The original outbreak of COVID-19 resulted in an extraordinary market decline in March 2020. However, since then, medical science has created adult and child vaccines, booster shots, and antiviral drugs to help those who are infected recover at a higher rate of success. Additionally, we know a lot more about the virus. We know how it spreads, we know face masks work, and we know how to manage our exposure to higher risk environments when necessary. This knowledge is power in keeping the economy on track towards recovery.
If Omicron turns out to be similar to the Delta variant, economic recovery should be uninterrupted in areas with moderate to high vaccination rates. That could result in continued labor force strengthening as people return to work, and would begin to ease supply chain management issues that were pervasive in 2021. If the economy remains strong, the Fed will likely continue its plans to taper the bond buying program through June 2022, and the slow transition could provide for low volatility in the stock market.
If Omicron turns out to cause more severe illness, be more virulent, or is more vaccine-resistant than Delta, this may result in short-term public health restrictions. Such interruptions would put pressure on growth as the return to full-employment may be delayed and production may slow. The Fed may take a slower path to raising interest rates with economic sensitivity in mind.

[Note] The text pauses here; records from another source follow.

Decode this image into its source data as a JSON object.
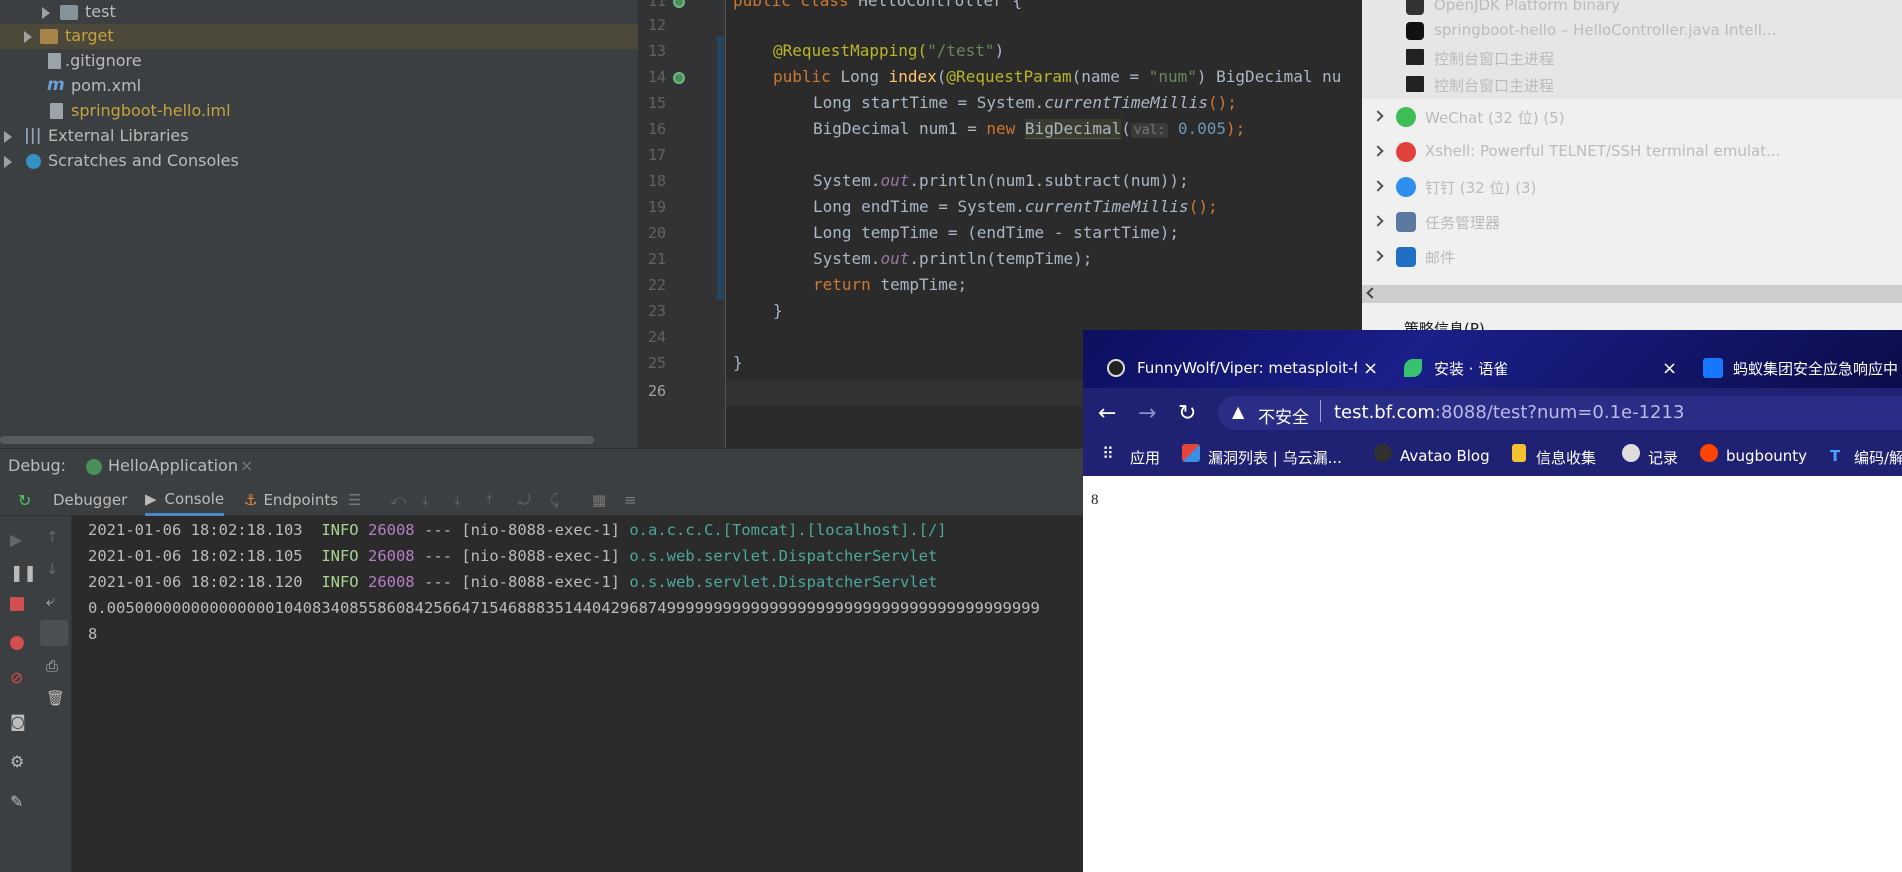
{
  "project_tree": {
    "items": [
      {
        "label": "test",
        "kind": "folder"
      },
      {
        "label": "target",
        "kind": "folder-excluded"
      },
      {
        "label": ".gitignore",
        "kind": "file"
      },
      {
        "label": "pom.xml",
        "kind": "maven"
      },
      {
        "label": "springboot-hello.iml",
        "kind": "module-file"
      },
      {
        "label": "External Libraries",
        "kind": "libraries"
      },
      {
        "label": "Scratches and Consoles",
        "kind": "scratches"
      }
    ]
  },
  "editor": {
    "line_numbers": [
      "11",
      "12",
      "13",
      "14",
      "15",
      "16",
      "17",
      "18",
      "19",
      "20",
      "21",
      "22",
      "23",
      "24",
      "25",
      "26"
    ],
    "current_line": "26",
    "lines": {
      "l11": [
        "public class ",
        "HelloController {"
      ],
      "l13": [
        "@RequestMapping(",
        "\"/test\"",
        ")"
      ],
      "l14": [
        "public ",
        "Long ",
        "index",
        "(",
        "@RequestParam",
        "(name = ",
        "\"num\"",
        ") BigDecimal nu"
      ],
      "l15": [
        "Long startTime = System.",
        "currentTimeMillis",
        "();"
      ],
      "l16": [
        "BigDecimal num1 = ",
        "new ",
        "BigDecimal",
        "(",
        "val:",
        " 0.005",
        ");"
      ],
      "l18": [
        "System.",
        "out",
        ".println(num1.subtract(num));"
      ],
      "l19": [
        "Long endTime = System.",
        "currentTimeMillis",
        "();"
      ],
      "l20": [
        "Long tempTime = (endTime - startTime);"
      ],
      "l21": [
        "System.",
        "out",
        ".println(tempTime);"
      ],
      "l22": [
        "return ",
        "tempTime;"
      ],
      "l23": [
        "}"
      ],
      "l25": [
        "}"
      ]
    }
  },
  "taskbar_popup": {
    "subitems": [
      {
        "label": "OpenJDK Platform binary",
        "icon": "java-icon"
      },
      {
        "label": "springboot-hello – HelloController.java Intell...",
        "icon": "intellij-icon"
      },
      {
        "label": "控制台窗口主进程",
        "icon": "console-icon"
      },
      {
        "label": "控制台窗口主进程",
        "icon": "console-icon"
      }
    ],
    "groups": [
      {
        "label": "WeChat (32 位) (5)",
        "icon": "wechat-icon",
        "color": "#3dbd54"
      },
      {
        "label": "Xshell: Powerful TELNET/SSH terminal emulat...",
        "icon": "xshell-icon",
        "color": "#e0413b"
      },
      {
        "label": "钉钉 (32 位) (3)",
        "icon": "dingtalk-icon",
        "color": "#2f8ef0"
      },
      {
        "label": "任务管理器",
        "icon": "task-manager-icon",
        "color": "#5a7aa0"
      },
      {
        "label": "邮件",
        "icon": "mail-icon",
        "color": "#1f6fc5"
      }
    ],
    "partial": "策略信息(P)"
  },
  "debug": {
    "label": "Debug:",
    "config": "HelloApplication",
    "tabs": [
      "Debugger",
      "Console",
      "Endpoints"
    ],
    "active_tab": "Console",
    "console": [
      {
        "ts": "2021-01-06 18:02:18.103",
        "level": "INFO",
        "pid": "26008",
        "sep": "---",
        "thread": "[nio-8088-exec-1]",
        "logger": "o.a.c.c.C.[Tomcat].[localhost].[/]"
      },
      {
        "ts": "2021-01-06 18:02:18.105",
        "level": "INFO",
        "pid": "26008",
        "sep": "---",
        "thread": "[nio-8088-exec-1]",
        "logger": "o.s.web.servlet.DispatcherServlet"
      },
      {
        "ts": "2021-01-06 18:02:18.120",
        "level": "INFO",
        "pid": "26008",
        "sep": "---",
        "thread": "[nio-8088-exec-1]",
        "logger": "o.s.web.servlet.DispatcherServlet"
      }
    ],
    "output_lines": [
      "0.0050000000000000001040834085586084256647154688835144042968749999999999999999999999999999999999999999",
      "8"
    ]
  },
  "browser": {
    "tabs": [
      {
        "title": "FunnyWolf/Viper: metasploit-f",
        "icon": "github-icon"
      },
      {
        "title": "安装 · 语雀",
        "icon": "yuque-icon"
      },
      {
        "title": "蚂蚁集团安全应急响应中",
        "icon": "alipay-icon"
      }
    ],
    "security": "不安全",
    "url_host": "test.bf.com",
    "url_rest": ":8088/test?num=0.1e-1213",
    "bookmarks": [
      "应用",
      "漏洞列表 | 乌云漏...",
      "Avatao Blog",
      "信息收集",
      "记录",
      "bugbounty",
      "编码/解"
    ],
    "page_text": "8"
  }
}
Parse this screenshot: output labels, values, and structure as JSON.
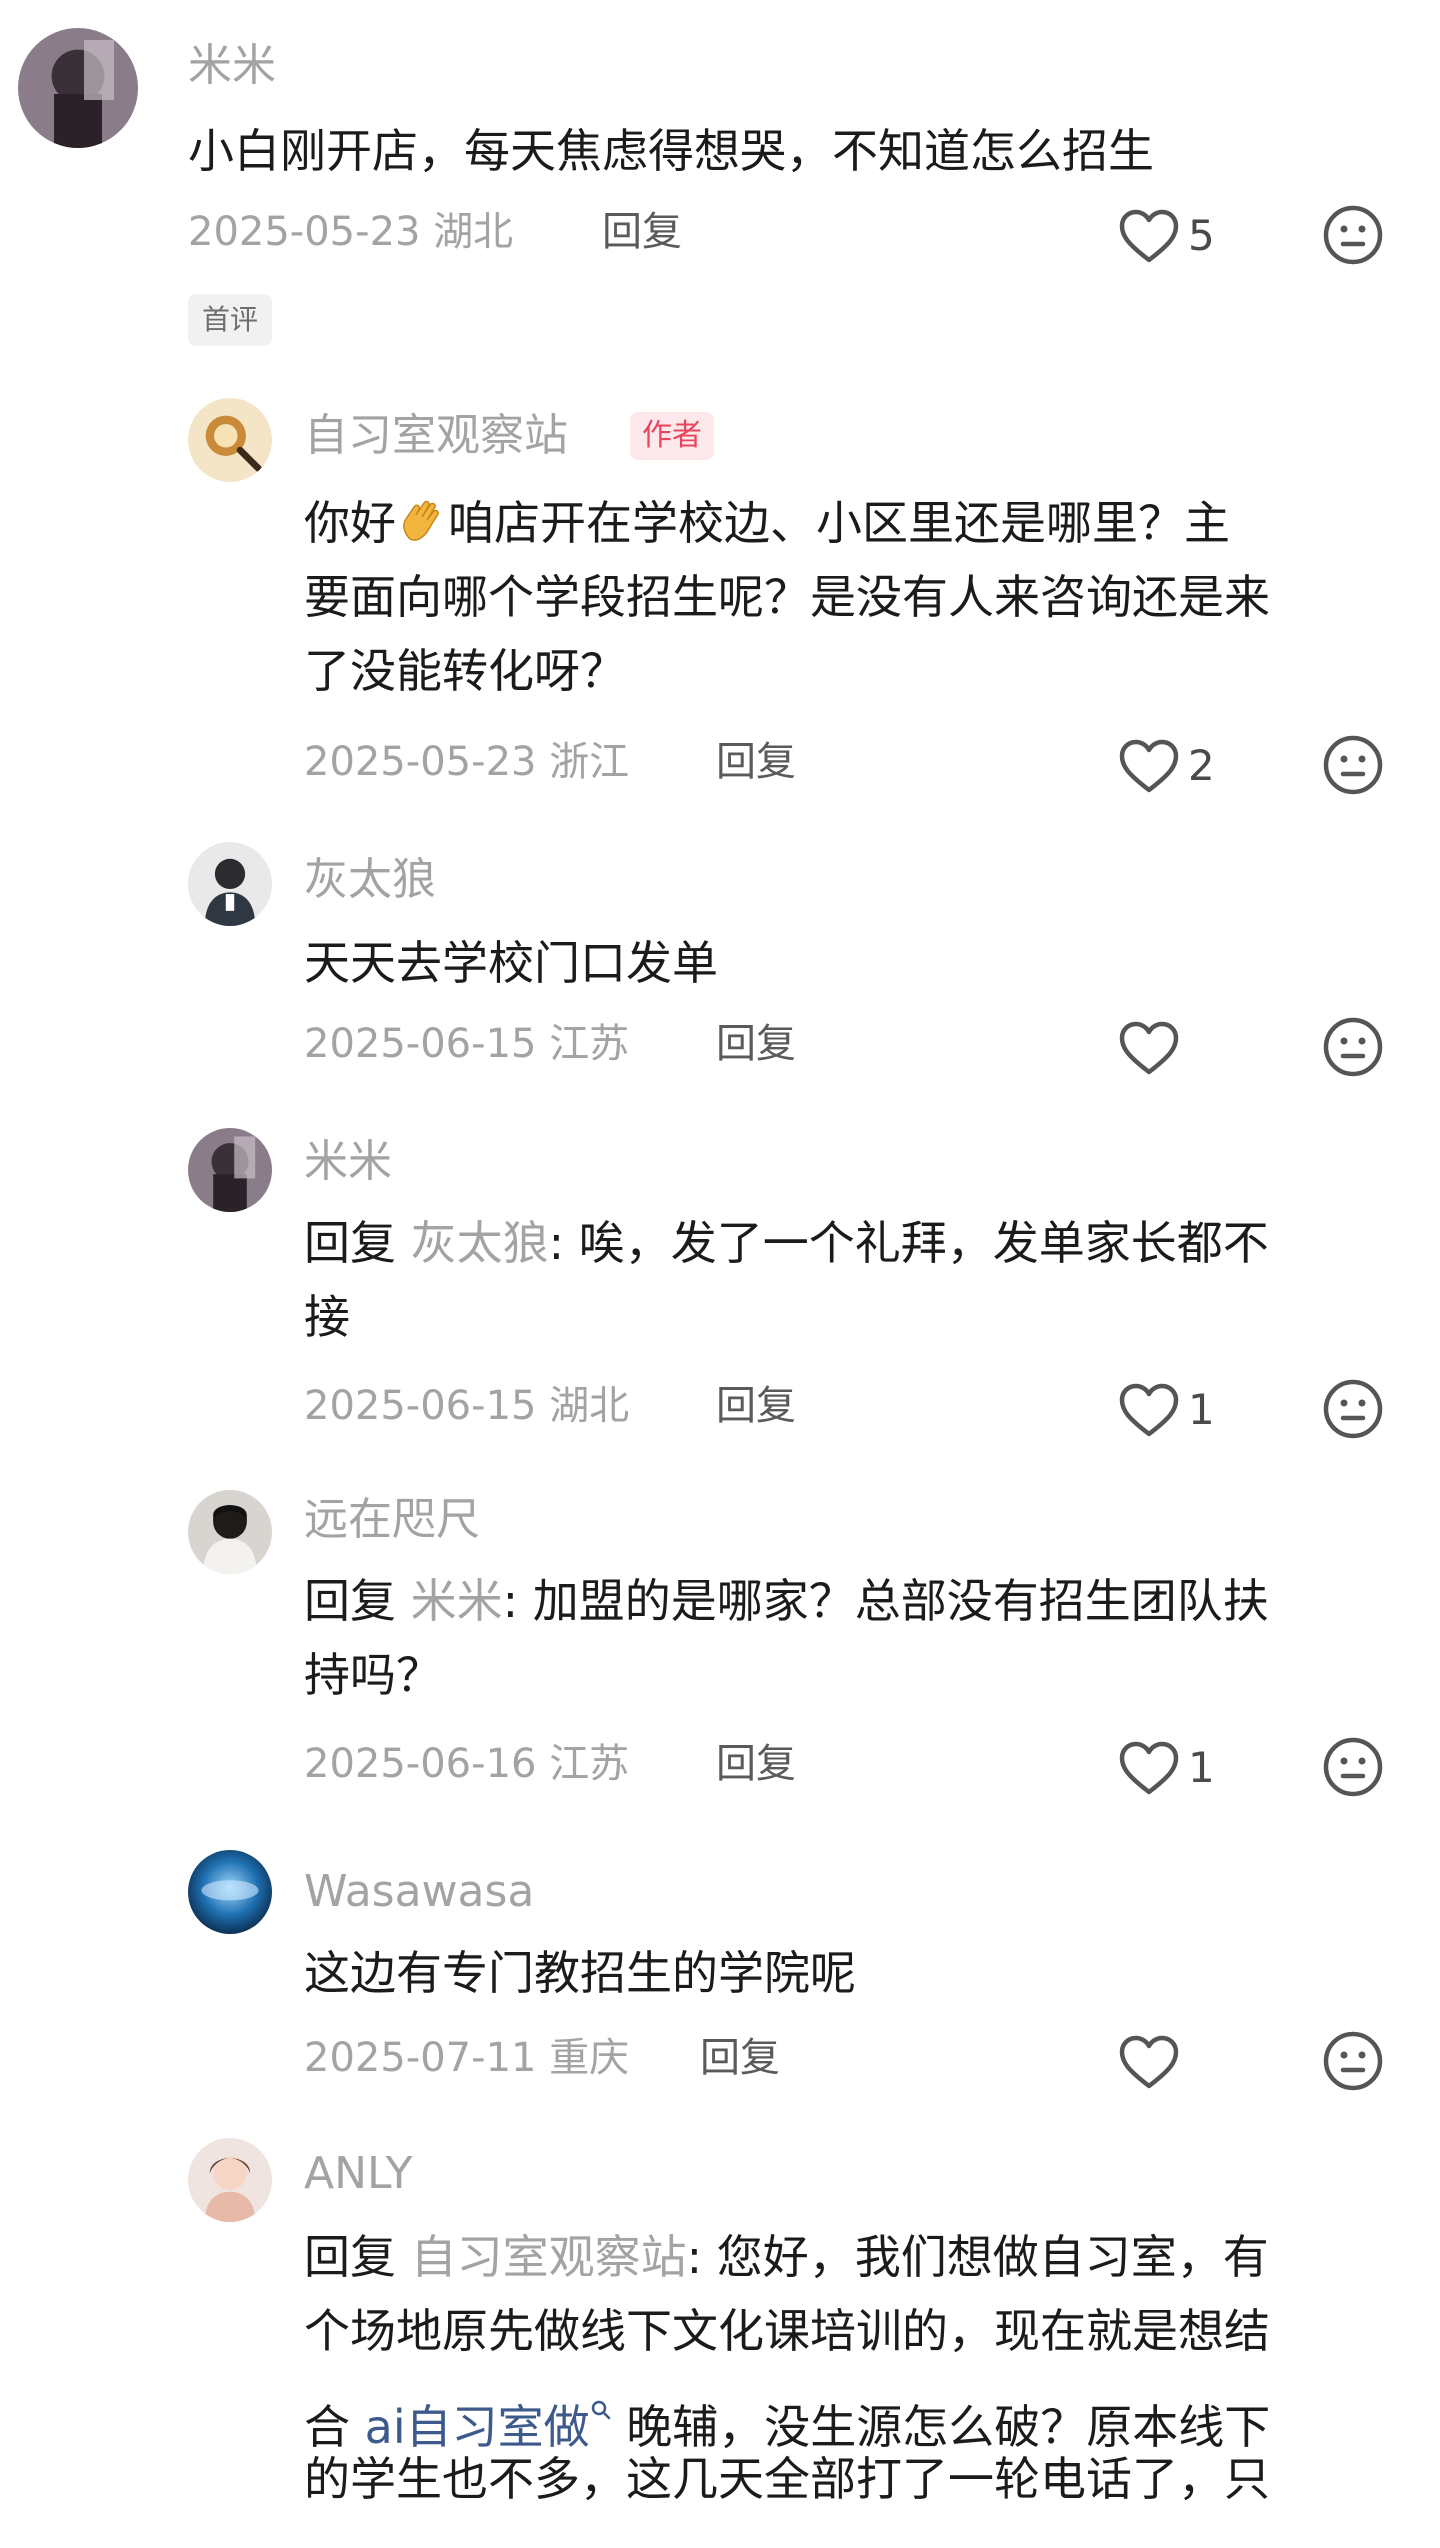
{
  "comments": [
    {
      "username": "米米",
      "lines": [
        "小白刚开店，每天焦虑得想哭，不知道怎么招生"
      ],
      "date": "2025-05-23",
      "region": "湖北",
      "reply_label": "回复",
      "likes": "5",
      "tag": "首评"
    },
    {
      "username": "自习室观察站",
      "badge": "作者",
      "line1_prefix": "你好",
      "line1_suffix": "咱店开在学校边、小区里还是哪里？主",
      "lines_rest": [
        "要面向哪个学段招生呢？是没有人来咨询还是来",
        "了没能转化呀？"
      ],
      "date": "2025-05-23",
      "region": "浙江",
      "reply_label": "回复",
      "likes": "2"
    },
    {
      "username": "灰太狼",
      "lines": [
        "天天去学校门口发单"
      ],
      "date": "2025-06-15",
      "region": "江苏",
      "reply_label": "回复",
      "likes": ""
    },
    {
      "username": "米米",
      "reply_prefix": "回复",
      "reply_target": "灰太狼",
      "line1": ": 唉，发了一个礼拜，发单家长都不",
      "lines_rest": [
        "接"
      ],
      "date": "2025-06-15",
      "region": "湖北",
      "reply_label": "回复",
      "likes": "1"
    },
    {
      "username": "远在咫尺",
      "reply_prefix": "回复",
      "reply_target": "米米",
      "line1": ": 加盟的是哪家？总部没有招生团队扶",
      "lines_rest": [
        "持吗？"
      ],
      "date": "2025-06-16",
      "region": "江苏",
      "reply_label": "回复",
      "likes": "1"
    },
    {
      "username": "Wasawasa",
      "lines": [
        "这边有专门教招生的学院呢"
      ],
      "date": "2025-07-11",
      "region": "重庆",
      "reply_label": "回复",
      "likes": ""
    },
    {
      "username": "ANLY",
      "reply_prefix": "回复",
      "reply_target": "自习室观察站",
      "line1": ": 您好，我们想做自习室，有",
      "line2": "个场地原先做线下文化课培训的，现在就是想结",
      "line3_prefix": "合 ",
      "line3_link": "ai自习室做",
      "line3_suffix": " 晚辅，没生源怎么破？原本线下",
      "line4": "的学生也不多，这几天全部打了一轮电话了，只"
    }
  ],
  "icons": {
    "like": "heart-outline-icon",
    "emoji": "neutral-face-icon",
    "search_hint": "search-superscript-icon",
    "wave": "waving-hand-emoji"
  },
  "colors": {
    "username": "#a3a3a3",
    "text": "#1b1b1b",
    "badge_text": "#e8455e",
    "badge_bg": "#fde9ec",
    "link": "#3c5a8c"
  }
}
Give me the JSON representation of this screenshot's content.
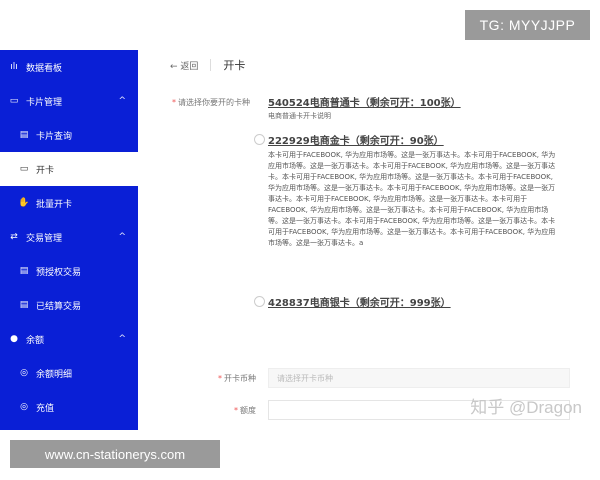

In a worst case scenario, if Omicron is found to be much worse than Delta, a protracted COVID outbreak may lead to a more notable economic disruption. Negative consumer sentiment could lead people to cautiously spend less, leading to reduced GDP or an economic contraction. Continued unemployment may remain high and supply chain issues could worsen. However, drug manufactures are already working on an adapted Omicron vaccine, with hopes of reaching the market within 90 days. Therefore, negative ramifications will hopefully be short-lived.ii
Looking further, the protracted fight against the multi-faceted COVID virus is weighing on the President’s approval ratings. President Biden came into office in 2020 with promises of bringing our country back to normal. However two years later, many are still living adapted lives, travelling less, dealing with higher inflation and low supply on just about everything, and they are generally unhappy.
Biden’s reduced effectiveness may hurt the chances of his Build Back Better plan being passed, or being as comprehensive as originally anticipated. That could result in reduced popularity with Biden’s own Democratic base. Falling short of expectations could have further negative implications on the upcoming mid-term elections, which are notoriously terrible for the sitting President’s political party. Republicans are currently favored to take majority in the House which could have long-term implications on tax and monetary policy for the decade to come.iii
In short – everyone is tired of COVID and looking for change. However, Omicron’s emergence has underscored that Coronavirus appears to be here to stay. Hopefully the COVID virus will evolve to be an annual inconvenience we prepare for like the flu. People may need an annual booster for the new COVID variance, similar to how we prepare for the newest flu strain each winter season. However, we should accept that there will likely be more COVID strains than there are letters in the Greek alphabet.iv Hopefully with this new frame of mind, the economy can temper expectations and day-traders will reduce knee-jerk reactions to the next new COVID variant.